Shell Oil Suspends Operations in Arctic
Following an inability to disclose what safeguards it has put in place after the grounding of an offshore oil rig in Alaska last New Years, Shell Oil and Russian-owned Gazprom have halted plans to create two new drilling rigs off the Russian island of Sakhalin. The move comes weeks after a report was released by Pew Charitable Trusts stating that drilling in the arctic presents "a new set of challenges and a larger set of risks" for O&G companies that plan on drilling in the arctic.
The move also comes as Russia holds 28 activists and 2 photographers associated with Greenpeace for attempting to board a Russian oil rig in the Pechora Sea.
Shell Oil's troubles in the Arctic have been ongoing for the last few years. In March 2013, former Secretary of the Interior Ken Salazar went on record saying, "Shell will not be allowed to move forward into the Arctic to do any kind of exploration unless they have an integrated plan in place that's satisfactory to the Department of the Interior."

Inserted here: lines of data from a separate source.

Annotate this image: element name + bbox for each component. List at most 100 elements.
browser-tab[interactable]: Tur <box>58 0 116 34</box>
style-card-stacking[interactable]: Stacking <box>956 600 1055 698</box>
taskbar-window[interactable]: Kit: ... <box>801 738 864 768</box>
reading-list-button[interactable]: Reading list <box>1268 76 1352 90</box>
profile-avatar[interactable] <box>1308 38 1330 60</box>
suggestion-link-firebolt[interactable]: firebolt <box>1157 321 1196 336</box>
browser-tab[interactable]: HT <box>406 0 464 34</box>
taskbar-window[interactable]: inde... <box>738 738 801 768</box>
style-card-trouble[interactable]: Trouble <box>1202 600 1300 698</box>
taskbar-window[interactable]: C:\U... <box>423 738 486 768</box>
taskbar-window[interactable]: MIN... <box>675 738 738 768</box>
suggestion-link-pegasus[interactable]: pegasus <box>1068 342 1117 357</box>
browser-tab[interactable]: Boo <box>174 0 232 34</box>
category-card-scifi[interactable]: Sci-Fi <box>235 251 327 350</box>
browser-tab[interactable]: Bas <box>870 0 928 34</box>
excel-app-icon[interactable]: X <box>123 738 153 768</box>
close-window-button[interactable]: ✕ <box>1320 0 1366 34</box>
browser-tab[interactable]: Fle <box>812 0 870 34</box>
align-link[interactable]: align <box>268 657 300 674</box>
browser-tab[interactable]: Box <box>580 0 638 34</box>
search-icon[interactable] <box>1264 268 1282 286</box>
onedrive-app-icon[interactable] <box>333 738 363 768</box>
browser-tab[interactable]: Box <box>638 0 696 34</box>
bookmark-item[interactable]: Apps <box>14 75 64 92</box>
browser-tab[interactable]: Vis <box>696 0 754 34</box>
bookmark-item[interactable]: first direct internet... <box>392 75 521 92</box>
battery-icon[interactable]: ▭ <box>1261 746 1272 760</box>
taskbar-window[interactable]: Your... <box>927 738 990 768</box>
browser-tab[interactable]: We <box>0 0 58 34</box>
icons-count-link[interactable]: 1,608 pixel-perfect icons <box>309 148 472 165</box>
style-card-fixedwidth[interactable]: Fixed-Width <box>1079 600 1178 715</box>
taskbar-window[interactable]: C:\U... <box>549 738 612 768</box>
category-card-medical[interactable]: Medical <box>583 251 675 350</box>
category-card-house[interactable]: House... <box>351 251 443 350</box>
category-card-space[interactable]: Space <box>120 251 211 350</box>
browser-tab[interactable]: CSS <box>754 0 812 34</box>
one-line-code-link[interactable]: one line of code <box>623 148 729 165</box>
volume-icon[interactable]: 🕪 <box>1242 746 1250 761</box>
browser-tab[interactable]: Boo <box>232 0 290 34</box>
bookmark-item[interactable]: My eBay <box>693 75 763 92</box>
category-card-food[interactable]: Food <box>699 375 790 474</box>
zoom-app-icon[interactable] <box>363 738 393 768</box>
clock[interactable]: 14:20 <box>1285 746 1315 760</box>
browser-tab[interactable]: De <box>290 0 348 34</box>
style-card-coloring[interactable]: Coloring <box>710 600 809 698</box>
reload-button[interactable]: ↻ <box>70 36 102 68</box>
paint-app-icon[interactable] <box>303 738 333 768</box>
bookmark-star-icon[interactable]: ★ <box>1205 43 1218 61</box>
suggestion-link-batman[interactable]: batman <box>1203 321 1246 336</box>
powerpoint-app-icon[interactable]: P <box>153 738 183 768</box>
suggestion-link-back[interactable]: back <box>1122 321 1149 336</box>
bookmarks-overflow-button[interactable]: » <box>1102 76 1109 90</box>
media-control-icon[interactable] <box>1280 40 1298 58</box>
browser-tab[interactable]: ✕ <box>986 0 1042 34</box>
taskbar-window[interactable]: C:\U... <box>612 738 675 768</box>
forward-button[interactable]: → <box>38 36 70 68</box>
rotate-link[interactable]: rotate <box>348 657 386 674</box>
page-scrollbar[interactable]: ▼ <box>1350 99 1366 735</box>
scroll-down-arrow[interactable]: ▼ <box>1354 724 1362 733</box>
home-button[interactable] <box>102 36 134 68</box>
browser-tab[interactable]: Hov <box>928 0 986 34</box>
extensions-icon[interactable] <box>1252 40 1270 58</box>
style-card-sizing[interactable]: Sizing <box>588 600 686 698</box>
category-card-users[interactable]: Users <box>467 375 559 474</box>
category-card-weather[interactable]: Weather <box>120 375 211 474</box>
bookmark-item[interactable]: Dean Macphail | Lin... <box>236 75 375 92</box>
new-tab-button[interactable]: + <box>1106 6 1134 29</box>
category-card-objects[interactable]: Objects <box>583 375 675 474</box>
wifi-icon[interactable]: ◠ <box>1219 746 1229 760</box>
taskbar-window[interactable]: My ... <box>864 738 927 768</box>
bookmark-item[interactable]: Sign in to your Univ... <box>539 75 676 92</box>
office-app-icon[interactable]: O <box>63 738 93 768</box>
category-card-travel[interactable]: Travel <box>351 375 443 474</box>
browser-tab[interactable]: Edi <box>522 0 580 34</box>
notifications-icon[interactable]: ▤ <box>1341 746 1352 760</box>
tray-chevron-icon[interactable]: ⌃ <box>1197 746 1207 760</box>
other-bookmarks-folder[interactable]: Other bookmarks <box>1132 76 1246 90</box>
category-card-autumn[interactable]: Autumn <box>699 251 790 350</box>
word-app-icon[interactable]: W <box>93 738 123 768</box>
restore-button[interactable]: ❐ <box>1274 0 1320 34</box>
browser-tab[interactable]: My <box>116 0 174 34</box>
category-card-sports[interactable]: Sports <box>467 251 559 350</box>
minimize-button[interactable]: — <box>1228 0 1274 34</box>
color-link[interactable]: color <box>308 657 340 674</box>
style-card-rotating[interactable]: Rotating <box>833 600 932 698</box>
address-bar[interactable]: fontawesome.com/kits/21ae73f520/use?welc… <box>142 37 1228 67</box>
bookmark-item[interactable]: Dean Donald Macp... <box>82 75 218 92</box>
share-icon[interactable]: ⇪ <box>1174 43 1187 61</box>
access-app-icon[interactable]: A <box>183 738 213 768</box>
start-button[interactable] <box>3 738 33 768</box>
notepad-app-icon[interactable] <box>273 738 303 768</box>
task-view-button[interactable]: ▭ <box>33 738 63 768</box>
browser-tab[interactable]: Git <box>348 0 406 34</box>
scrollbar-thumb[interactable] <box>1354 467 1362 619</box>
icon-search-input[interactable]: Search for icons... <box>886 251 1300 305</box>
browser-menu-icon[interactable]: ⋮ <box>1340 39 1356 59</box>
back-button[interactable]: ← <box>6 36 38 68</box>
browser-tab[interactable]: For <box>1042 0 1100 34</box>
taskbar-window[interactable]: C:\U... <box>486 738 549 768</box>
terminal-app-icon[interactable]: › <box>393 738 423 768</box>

But the move to suspend operations on Sakhalin are outside the boundaries of United States jurisdiction. Shell first gained access to the Russian island's oil fields in 1994 when it arranged a deal stating that it would pay no royalties to the Russian government until all costs associated with setting up a plant were recouped. In 2007, Gazprom wrestled back majority control over the island, which is estimated to hold over 1.2 billion barrels of oil and 500 million barrels of natural gas. Due to environmental reasons, progress on the plant's construction has been halted numerous times in recent years.
Shell and Gazprom will delay decision on a permanent platform until 2017.